Земляк земляк земляк... Кто-то говорит, что земляк земляк земляк... Земляк что-то ему обещал. С вещевого с вещевого с вещевого??? Земляк земляк земляк.

Мраморные куски, плиты, обломки и скалы празднично, жарко блестят. Как будто здесь был город. И мраморные стены лизало Средиземное...

А две а две? земляк земляк может может может? Ну. Ну. Ну не знаю не знаю не знаю. Может может? может может? Ну. Ну. Ну, не знаю. Ты спроси. Спроси, а? Ну. Ну. Ну не знаю ну спрошу ну ладно. Ага ага а то где я где я возьму?

Что-то такое было о городе, морща мокрый лоб, подумал Черепаха. Кто-то рассказывал или снилось.

Ну отлично отлично отлично а то а то. Ладно я спрошу. Ну отлично. Ладно так и быть. Ага ага ага. Ладно так и быть. Ага ага ага. Но у них сейчас на складе строго. Но ты спроси. Ладно так и быть. Спроси. Ладно так и быть, но строго. Но. Ладно. А я в долгу не останусь. Ну ладно. А я. Ну ладно. Скоро операция ция и я привезу я в долгу не останусь. Кто тебе это сказал? Из штаба. Ну, сколько уже раз: на носу на носу на носу, а на самом деле на деле. Нет тут уже уже точно. Ция ция.

Ция ция ция.

— Кончай перекур!

Мышцы напружинивались под лоснящейся темной кожей, на белые куски летели мутные капли, мокрые спины сгибались и выпрямлялись, пот напитывал пояса брюк. Грохотали камни, наполняя кузова. И наконец машины тронулись и медленно покатились; внизу моторы заработали, и грузовики, взъерошивая дорогу, помчались в батарею, а солдаты, прихватив фляжки и куртки, пошли пешком, устало шаркая крепкими подметками сапог по твердым бокам Мраморной.

...Но глаза желтеют не сразу. Они могут пожелтеть на десятый день болезни или на пятнадцатый. Хотя, может, это все от солнца и недосыпания.

От солнца и недосыпания, думал он, шагая вниз по Мраморной. Каждый день — солнце. Каждую ночь — двадцать, поворот, двадцать. Солнечный день, жаркая ночь. Жаркая ночь — солнечный день, солнечная ночь, жаркий день, жаркий день, солнечная ночь, жардень, солночь... левой, левой, жил-был художник один, раз, раз, раз-два, левой, левой, миллион, миллион алых роз!

11

Черепаха прошел к оружейной палатке. Ключ повернулся в замке, дверь открылась, пропуская в темноту, напоенную запахом оружейного масла.

Взорвалась спичка.

Вторая пирамида. Автомат. Клацнула пряжка, и на ремне повис подсумок с магазинами.

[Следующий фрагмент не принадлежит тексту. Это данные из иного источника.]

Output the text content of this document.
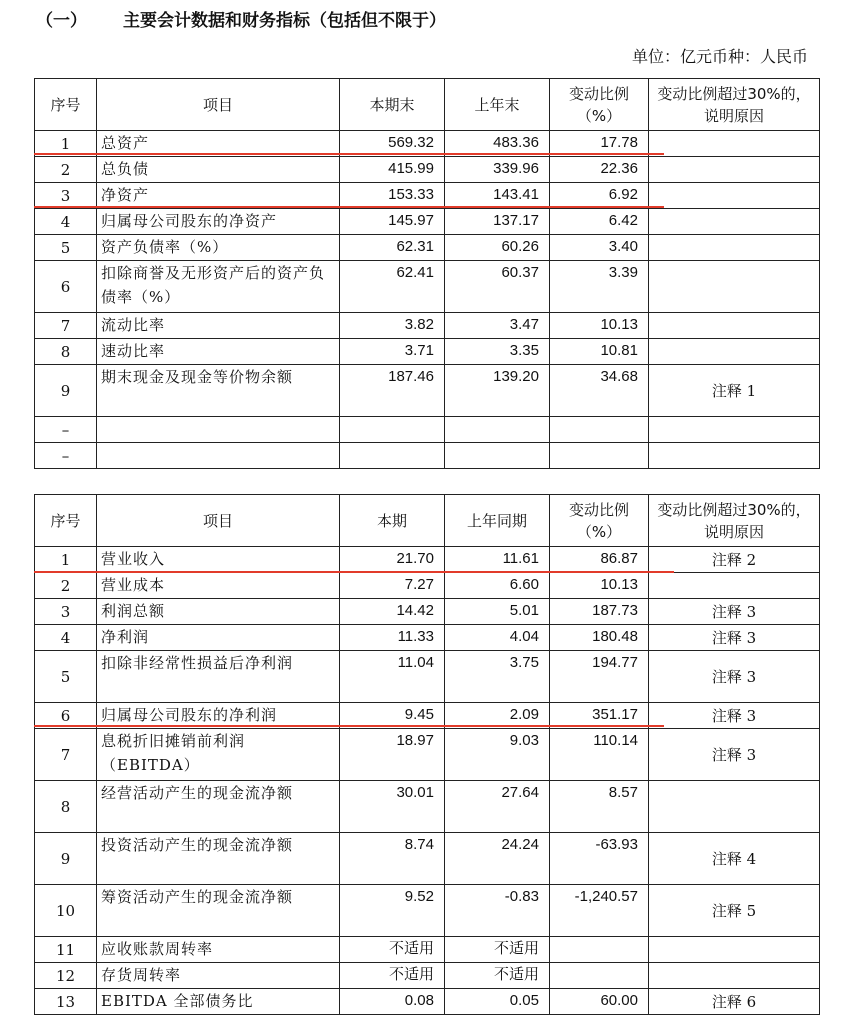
（一） 主要会计数据和财务指标（包括但不限于）
单位：亿元币种：人民币
序号	项目	本期末	上年末	变动比例（%）	变动比例超过30%的，说明原因
1	总资产	569.32	483.36	17.78	
2	总负债	415.99	339.96	22.36	
3	净资产	153.33	143.41	6.92	
4	归属母公司股东的净资产	145.97	137.17	6.42	
5	资产负债率（%）	62.31	60.26	3.40	
6	扣除商誉及无形资产后的资产负债率（%）	62.41	60.37	3.39	
7	流动比率	3.82	3.47	10.13	
8	速动比率	3.71	3.35	10.81	
9	期末现金及现金等价物余额	187.46	139.20	34.68	注释 1
–					
–					
序号	项目	本期	上年同期	变动比例（%）	变动比例超过30%的，说明原因
1	营业收入	21.70	11.61	86.87	注释 2
2	营业成本	7.27	6.60	10.13	
3	利润总额	14.42	5.01	187.73	注释 3
4	净利润	11.33	4.04	180.48	注释 3
5	扣除非经常性损益后净利润	11.04	3.75	194.77	注释 3
6	归属母公司股东的净利润	9.45	2.09	351.17	注释 3
7	息税折旧摊销前利润（EBITDA）	18.97	9.03	110.14	注释 3
8	经营活动产生的现金流净额	30.01	27.64	8.57	
9	投资活动产生的现金流净额	8.74	24.24	-63.93	注释 4
10	筹资活动产生的现金流净额	9.52	-0.83	-1,240.57	注释 5
11	应收账款周转率	不适用	不适用		
12	存货周转率	不适用	不适用		
13	EBITDA 全部债务比	0.08	0.05	60.00	注释 6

Он вышел из оружейной палатки, повернул ключ в замке, пересек двор, толкнул дверь, пошел по музыкальным половицам мимо двухъярусных коек, под которыми отдыхали, устало наклонив в разные стороны голенища, обвернутые нечистыми портянками для просушки, пыльные кирзовые сапоги. Дежурный восседал за освещенным керосиновой лампой столом, его лицо было желтым. Он заслонился ладонью от лампы, чтобы разглядеть вошедшего, и его лицо погасло.

Ключ лег на стол.

Дежурный взял ключ, его лицо вновь стало желтым, он молчал.

По вздыхавшим и шелестевшим половицам Черепаха пошел назад, переступил порог. Выйдя за мраморную ограду, зашагал в темноте по едва различимой дороге. Пыльная дорога мягко пухала под ногами. На боку покачивался штык-нож. Перед глазами стояло желтое лицо ключника, выдавшего ключ. Ключник, конечно, болен, утром ему скажут об этом, и он возьмет зеркало и убедится, что это так.